For now, I've found a cheap hostel to sleep at.  It's here in the center of town, close to the underground.  I couldn't check in and leave my stuff in the locker until 3:00. I negotiated for a cheaper rate, $15 a night since I'll stay a few days. Give myself time to do some better planning, figure out what I'm doing, where I'm going to go. Some place warmer for sure, some place where I can find some decent work.
This place has bunks, 8 to a room, with a common bath, but it has free internet access and a cafeteria that seems to serve some decent fare. I was hoping to meet some interesting people, but so far, there's just one other girl, and she hasn't said 2 words to me yet. I guess not many travelers come to London in February.
Off now. I'm going to splurge to see a show. I need to take the tube to Covent Garden to catch a show called The Play that Goes Wrong. It's about a theatre group who tries to put on a 1920's murder mystery. Sounds a lot like Dial M for Murder, a show we did when I was in college. Something I can get lost in for a couple hours. More later or tomorrow or whenever.

Saturday, February 21, 2015

Departures

Made it to the airport just in time for my 10:05 flight to London. Flying direct. Leaving it all behind. Can't believe I'm really doing this. I don't know what this is actually, but I bought a ticket to London. I did set a return date of June 1, but the travel agent said I could extend it. I didn't want to be so bold as to buy an open jaw ticket, even though he said that was an option. I paid for the return flight. Cause I'm coming home at some point, but just not any time soon.
Fed up - I can't even talk about it now. I don't want to think about it. This miserable weather almost stopped me. There's 3 inches of snow on the ground already.  But I walked to the train station and went to the airport.  I didn't even have to change trains at 30th Street.
I don't think anyone believed I'd really do it.  But here I am, sitting in Departures, in terminal A of the airport. Waiting for my flight to depart.
I didn't pack much. Couple pairs of jeans, walking shoes. I packed it all in my rolling suitcase.
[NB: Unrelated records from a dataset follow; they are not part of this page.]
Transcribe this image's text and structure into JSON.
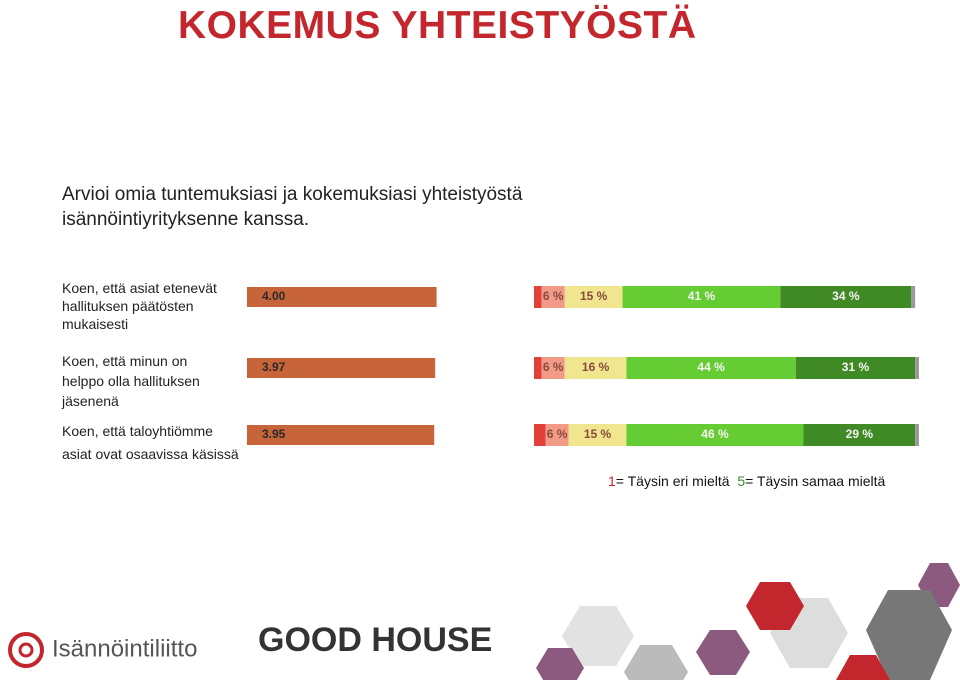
{
  "title": "KOKEMUS YHTEISTYÖSTÄ",
  "subtitle": "Arvioi omia tuntemuksiasi ja kokemuksiasi yhteistyöstä isännöintiyrityksenne kanssa.",
  "chart_data": [
    {
      "type": "bar",
      "orientation": "horizontal",
      "color": "#c8643a",
      "categories": [
        "Koen, että asiat etenevät hallituksen päätösten mukaisesti",
        "Koen, että minun on helppo olla hallituksen jäsenenä",
        "Koen, että taloyhtiömme asiat ovat osaavissa käsissä"
      ],
      "values": [
        4.0,
        3.97,
        3.95
      ],
      "value_labels": [
        "4.00",
        "3.97",
        "3.95"
      ],
      "xlim": [
        0,
        5
      ]
    },
    {
      "type": "stacked_bar",
      "orientation": "horizontal",
      "xlim": [
        0,
        100
      ],
      "series": [
        {
          "color": "#e2413a",
          "values": [
            2,
            2,
            3
          ],
          "value_labels": [
            null,
            null,
            null
          ]
        },
        {
          "color": "#f19a88",
          "values": [
            6,
            6,
            6
          ],
          "value_labels": [
            "6 %",
            "6 %",
            "6 %"
          ]
        },
        {
          "color": "#efe68f",
          "values": [
            15,
            16,
            15
          ],
          "value_labels": [
            "15 %",
            "16 %",
            "15 %"
          ]
        },
        {
          "color": "#66cc33",
          "values": [
            41,
            44,
            46
          ],
          "value_labels": [
            "41 %",
            "44 %",
            "46 %"
          ]
        },
        {
          "color": "#3f8a24",
          "values": [
            34,
            31,
            29
          ],
          "value_labels": [
            "34 %",
            "31 %",
            "29 %"
          ]
        },
        {
          "color": "#9a9a9a",
          "values": [
            1,
            1,
            1
          ],
          "value_labels": [
            null,
            null,
            null
          ]
        }
      ]
    }
  ],
  "scale_note": {
    "low_key": "1",
    "low_text": "= Täysin eri mieltä",
    "high_key": "5",
    "high_text": "= Täysin samaa mieltä"
  },
  "logos": {
    "left": "Isännöintiliitto",
    "right": "GOOD HOUSE"
  }
}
I decided not to take the big backpack I took last time I traveled in Europe. It was too hard to get around in public transportation on the buses and trains. I don't need much this time. Or if I do, I'll buy it when I get there.
I'm not sure where I'm headed or where I'll stay when I get there. But for now, I'm at the airport, waiting for them to call my plane for boarding. Looks like we'll be able to take off despite this miserable weather. Flight's delayed, but we're scheduled to take off at 10:59. Should arrive in London 10:23 am local time tomorrow morning if all goes well.
I'm going to grab a bottle of water and some fruit before we take off here. Maybe grab some magazines or a new book. I'm not used to traveling by myself. Got a 7 hour flight in front of me, and no plans at all. I guess there will be wifi onboard and I'll be able to figure out my next steps from here.
Haven't thought at all about what I'm going to do or where I'll stay when I get to London. Last time I was there, we stayed with a woman in a homestay. I spent a month in London living in the Sydenham section of the city and volunteered at St. Christopher's Hospice when I was in medical school. Don't remember exactly where it is, but I guess I'd recognize it when I get there. Google says take the train to Penge East. We stayed with a woman who had an arrangement with the hospice. Maybe I could even get a job when I get there. But I don't know what I'm doing. I'm just heading somewhere for now.
OK off to get the water, fruit, and magazines. I think I need a pack of gum to chew during take off and landing. Go to the ladies' room. Maybe buy a novel to read.
I'll write more once I get there and I'm settled. Safe travels.